Closed kohchuanhock closed 7 years ago
Thanks for reporting this, @kohchuanhock. @himkt gave me a clue on reproducing this, so I will have a closer look into this error.
@kohchuanhock, could you please tell me the following:
mecab -P
@buruzaemon, thank you for your time!
OS platform: MacOS Sierra 10.12.6 Python version and bit-ness: Python 2.7.10 (or 3.6.1 both gives error) and 64-bit output of mecab -P bos-feature: BOS/EOS,,,,,,,, bos-format: config-charset: EUC-JP cost-factor: 700 dicdir: /usr/local/lib/mecab/dic/ipadic dump-config: 1 eon-format: eos-format: EOS\n eos-format-chasen: EOS\n eos-format-chasen2: EOS\n eos-format-simple: EOS\n eos-format-yomi: \n eval-size: 8 lattice-level: 0 max-grouping-size: 24 nbest: 1 node-format: %m\t%H\n node-format-chasen: %m\t%f[7]\t%f[6]\t%F-[0,1,2,3]\t%f[4]\t%f[5]\n node-format-chasen2: %M\t%f[7]\t%f[6]\t%F-[0,1,2,3]\t%f[4]\t%f[5]\n node-format-simple: %m\t%F-[0,1,2,3]\n node-format-yomi: %pS%f[7] theta: 0.75 unk-eval-size: 4 unk-format: %m\t%H\n unk-format-chasen: %m\t%m\t%m\t%F-[0,1,2,3]\t\t\n unk-format-chasen2: %M\t%m\t%m\t%F-[0,1,2,3]\t\t\n unk-format-yomi: %M
@kohchuanhock, I tried your input using mecab
directly and without any output formatting. This is what it returns:
$ mecab
私はアシャです
私 名詞,代名詞,一般,*,*,*,私,ワタシ,ワタシ
は 助詞,係助詞,*,*,*,*,は,ハ,ワ
アシャ 名詞,一般,*,*,*,*,*
です 助動詞,*,*,*,特殊・デス,基本形,です,デス,デス
EOS
Notice how there are only 7 tokens for the noun アシャ. This is naturally so because アシャ is not listed in your ipadic dictionary, and so MeCab treats it as an unknown word (stat
of 1). But since you are attempting to access the 8th item in a list that only has 7 tokens, an error occurs.

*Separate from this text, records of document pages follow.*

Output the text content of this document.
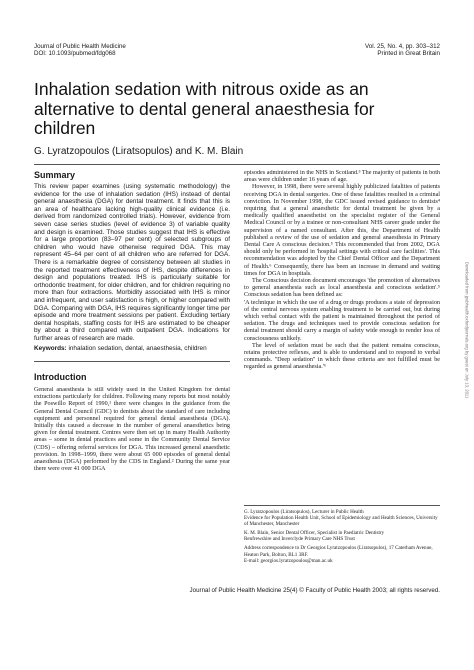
Journal of Public Health Medicine
DOI: 10.1093/pubmed/fdg068
Vol. 25, No. 4, pp. 303–312
Printed in Great Britain
Inhalation sedation with nitrous oxide as an
alternative to dental general anaesthesia for
children
G. Lyratzopoulos (Liratsopulos) and K. M. Blain
Summary

This review paper examines (using systematic methodology) the evidence for the use of inhalation sedation (IHS) instead of dental general anaesthesia (DGA) for dental treatment. It finds that this is an area of healthcare lacking high-quality clinical evidence (i.e. derived from randomized controlled trials). However, evidence from seven case series studies (level of evidence 3) of variable quality and design is examined. Those studies suggest that IHS is effective for a large proportion (83–97 per cent) of selected subgroups of children who would have otherwise required DGA. This may represent 45–64 per cent of all children who are referred for DGA. There is a remarkable degree of consistency between all studies in the reported treatment effectiveness of IHS, despite differences in design and populations treated. IHS is particularly suitable for orthodontic treatment, for older children, and for children requiring no more than four extractions. Morbidity associated with IHS is minor and infrequent, and user satisfaction is high, or higher compared with DGA. Comparing with DGA, IHS requires significantly longer time per episode and more treatment sessions per patient. Excluding tertiary dental hospitals, staffing costs for IHS are estimated to be cheaper by about a third compared with outpatient DGA. Indications for further areas of research are made.

Keywords: inhalation sedation, dental, anaesthesia, children
Introduction

General anaesthesia is still widely used in the United Kingdom for dental extractions particularly for children. Following many reports but most notably the Poswillo Report of 1990,¹ there were changes in the guidance from the General Dental Council (GDC) to dentists about the standard of care including equipment and personnel required for general dental anaesthesia (DGA). Initially this caused a decrease in the number of general anaesthetics being given for dental treatment. Centres were then set up in many Health Authority areas – some in dental practices and some in the Community Dental Service (CDS) – offering referral services for DGA. This increased general anaesthetic provision. In 1998–1999, there were about 65 000 episodes of general dental anaesthesia (DGA) performed by the CDS in England.² During the same year there were over 41 000 DGA

episodes administered in the NHS in Scotland.³ The majority of patients in both areas were children under 16 years of age.

However, in 1998, there were several highly publicized fatalities of patients receiving DGA in dental surgeries. One of these fatalities resulted in a criminal conviction. In November 1998, the GDC issued revised guidance to dentists⁴ requiring that a general anaesthetic for dental treatment be given by a medically qualified anaesthetist on the specialist register of the General Medical Council or by a trainee or non-consultant NHS career grade under the supervision of a named consultant. After this, the Department of Health published a review of the use of sedation and general anaesthesia in Primary Dental Care A conscious decision.⁵ This recommended that from 2002, DGA should only be performed in 'hospital settings with critical care facilities'. This recommendation was adopted by the Chief Dental Officer and the Department of Health.⁶ Consequently, there has been an increase in demand and waiting times for DGA in hospitals.

The Conscious decision document encourages 'the promotion of alternatives to general anaesthesia such as local anaesthesia and conscious sedation'.⁵ Conscious sedation has been defined as:

'A technique in which the use of a drug or drugs produces a state of depression of the central nervous system enabling treatment to be carried out, but during which verbal contact with the patient is maintained throughout the period of sedation. The drugs and techniques used to provide conscious sedation for dental treatment should carry a margin of safety wide enough to render loss of consciousness unlikely.

The level of sedation must be such that the patient remains conscious, retains protective reflexes, and is able to understand and to respond to verbal commands. "Deep sedation" in which these criteria are not fulfilled must be regarded as general anaesthesia.'⁶

G. Lyratzopoulos (Liratsopulos), Lecturer in Public Health

Evidence for Population Health Unit, School of Epidemiology and Health Sciences, University of Manchester, Manchester

K. M. Blain, Senior Dental Officer, Specialist in Paediatric Dentistry

Renfrewshire and Inverclyde Primary Care NHS Trust

Address correspondence to Dr Georgios Lyratzopoulos (Liratsopulos), 17 Caterham Avenue, Heaton Park, Bolton, BL1 3RF.

E-mail: georgios.lyratzopoulos@man.ac.uk

Journal of Public Health Medicine 25(4) © Faculty of Public Health 2003; all rights reserved.
Downloaded from jpubhealth.oxfordjournals.org by guest on July 13, 2011
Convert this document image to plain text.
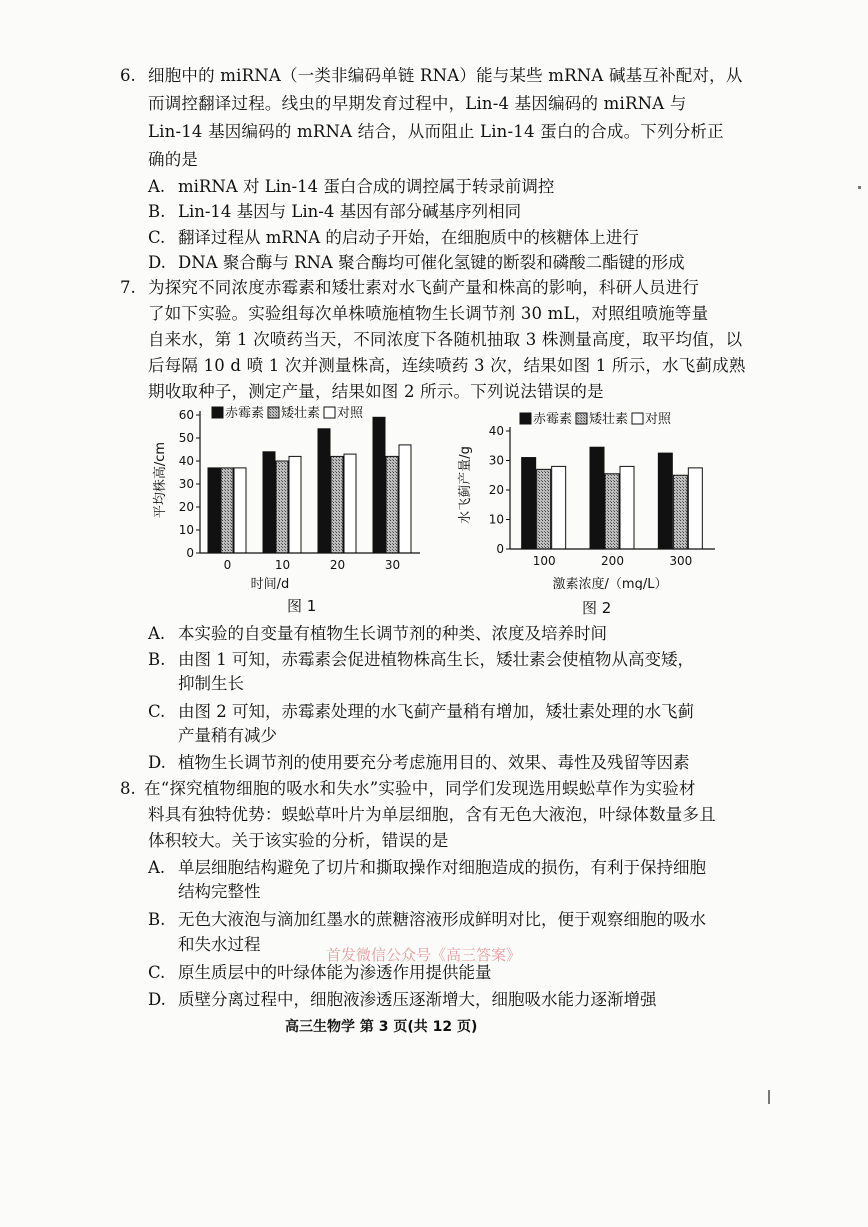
6. 细胞中的 miRNA（一类非编码单链 RNA）能与某些 mRNA 碱基互补配对，从
而调控翻译过程。线虫的早期发育过程中，Lin-4 基因编码的 miRNA 与
Lin-14 基因编码的 mRNA 结合，从而阻止 Lin-14 蛋白的合成。下列分析正
确的是
A. miRNA 对 Lin-14 蛋白合成的调控属于转录前调控
B. Lin-14 基因与 Lin-4 基因有部分碱基序列相同
C. 翻译过程从 mRNA 的启动子开始，在细胞质中的核糖体上进行
D. DNA 聚合酶与 RNA 聚合酶均可催化氢键的断裂和磷酸二酯键的形成
7. 为探究不同浓度赤霉素和矮壮素对水飞蓟产量和株高的影响，科研人员进行
了如下实验。实验组每次单株喷施植物生长调节剂 30 mL，对照组喷施等量
自来水，第 1 次喷药当天，不同浓度下各随机抽取 3 株测量高度，取平均值，以
后每隔 10 d 喷 1 次并测量株高，连续喷药 3 次，结果如图 1 所示，水飞蓟成熟
期收取种子，测定产量，结果如图 2 所示。下列说法错误的是
0
10
20
30
40
50
60
0	10	20	30
时间/d
平均株高/cm
赤霉素 矮壮素 对照
图 1
0
10
20
30
40
100	200	300
激素浓度/（mg/L）
水飞蓟产量/g
赤霉素 矮壮素 对照
图 2
A. 本实验的自变量有植物生长调节剂的种类、浓度及培养时间
B. 由图 1 可知，赤霉素会促进植物株高生长，矮壮素会使植物从高变矮，
抑制生长
C. 由图 2 可知，赤霉素处理的水飞蓟产量稍有增加，矮壮素处理的水飞蓟
产量稍有减少
D. 植物生长调节剂的使用要充分考虑施用目的、效果、毒性及残留等因素
8. 在“探究植物细胞的吸水和失水”实验中，同学们发现选用蜈蚣草作为实验材
料具有独特优势：蜈蚣草叶片为单层细胞，含有无色大液泡，叶绿体数量多且
体积较大。关于该实验的分析，错误的是
A. 单层细胞结构避免了切片和撕取操作对细胞造成的损伤，有利于保持细胞
结构完整性
B. 无色大液泡与滴加红墨水的蔗糖溶液形成鲜明对比，便于观察细胞的吸水
和失水过程
C. 原生质层中的叶绿体能为渗透作用提供能量
D. 质壁分离过程中，细胞液渗透压逐渐增大，细胞吸水能力逐渐增强
首发微信公众号《高三答案》
高三生物学 第 3 页(共 12 页)
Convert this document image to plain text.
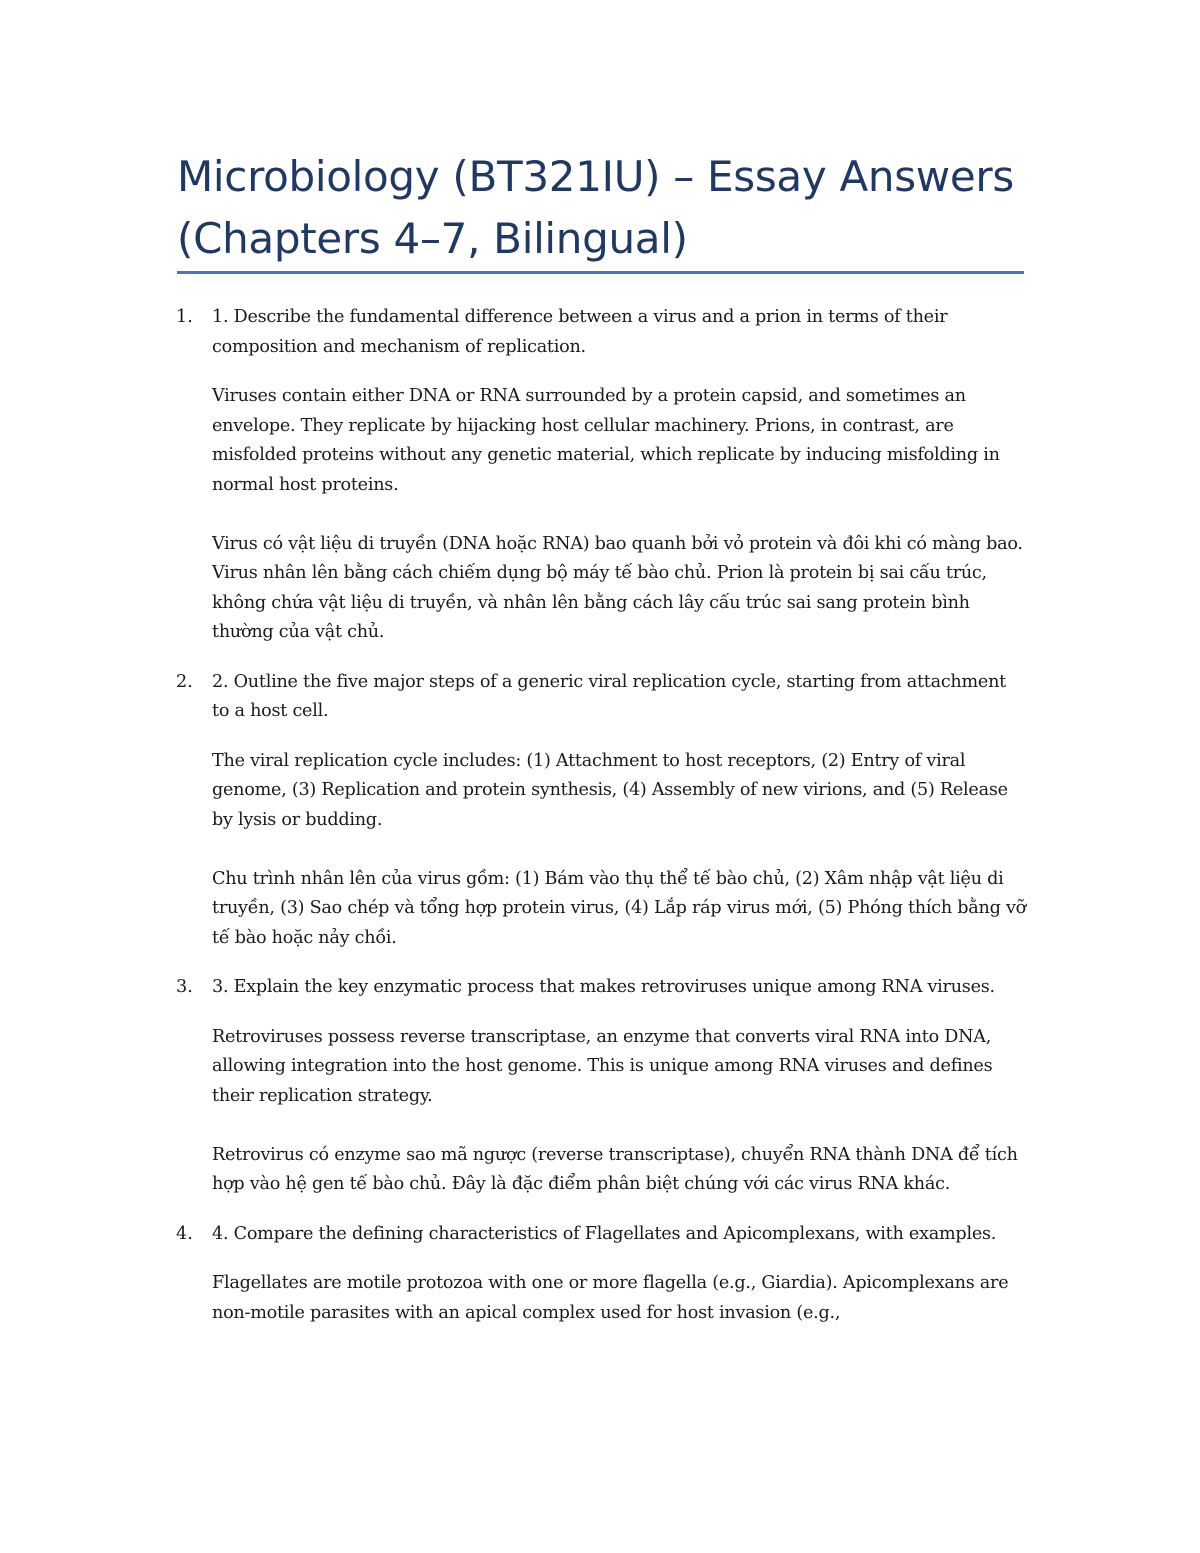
Microbiology (BT321IU) – Essay Answers (Chapters 4–7, Bilingual)
1. 1. Describe the fundamental difference between a virus and a prion in terms of their composition and mechanism of replication.

Viruses contain either DNA or RNA surrounded by a protein capsid, and sometimes an envelope. They replicate by hijacking host cellular machinery. Prions, in contrast, are misfolded proteins without any genetic material, which replicate by inducing misfolding in normal host proteins.

Virus có vật liệu di truyền (DNA hoặc RNA) bao quanh bởi vỏ protein và đôi khi có màng bao. Virus nhân lên bằng cách chiếm dụng bộ máy tế bào chủ. Prion là protein bị sai cấu trúc, không chứa vật liệu di truyền, và nhân lên bằng cách lây cấu trúc sai sang protein bình thường của vật chủ.

2. 2. Outline the five major steps of a generic viral replication cycle, starting from attachment to a host cell.

The viral replication cycle includes: (1) Attachment to host receptors, (2) Entry of viral genome, (3) Replication and protein synthesis, (4) Assembly of new virions, and (5) Release by lysis or budding.

Chu trình nhân lên của virus gồm: (1) Bám vào thụ thể tế bào chủ, (2) Xâm nhập vật liệu di truyền, (3) Sao chép và tổng hợp protein virus, (4) Lắp ráp virus mới, (5) Phóng thích bằng vỡ tế bào hoặc nảy chồi.

3. 3. Explain the key enzymatic process that makes retroviruses unique among RNA viruses.

Retroviruses possess reverse transcriptase, an enzyme that converts viral RNA into DNA, allowing integration into the host genome. This is unique among RNA viruses and defines their replication strategy.

Retrovirus có enzyme sao mã ngược (reverse transcriptase), chuyển RNA thành DNA để tích hợp vào hệ gen tế bào chủ. Đây là đặc điểm phân biệt chúng với các virus RNA khác.

4. 4. Compare the defining characteristics of Flagellates and Apicomplexans, with examples.

Flagellates are motile protozoa with one or more flagella (e.g., Giardia). Apicomplexans are non-motile parasites with an apical complex used for host invasion (e.g.,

You can see this if you do this directly with mecab
using the output formatting you listed:
$ mecab -F'%m,%f[0],%f[1],%f[8]\n'
私はアシャです
given index is out of range
You will not see this index out of range
error if you use words that are listed in ipadic. For example:
私はカオスです
私,名詞,代名詞,ワタシ
は,助詞,係助詞,ワ
カオス,名詞,一般,カオス
です,助動詞,,デス
EOS
Therefore, since this is neither a bug in mecab
or an issue directly stemming from natto-py itself, I am going to close this issue.
However, you have uncovered a separate issue which is a bug, namely, the error message from mecab
in this case was not captured correctly by natto-py. I will be opening up a separate issue for that.
Please let me know if you've any additional questions. Thank you for using natto-py!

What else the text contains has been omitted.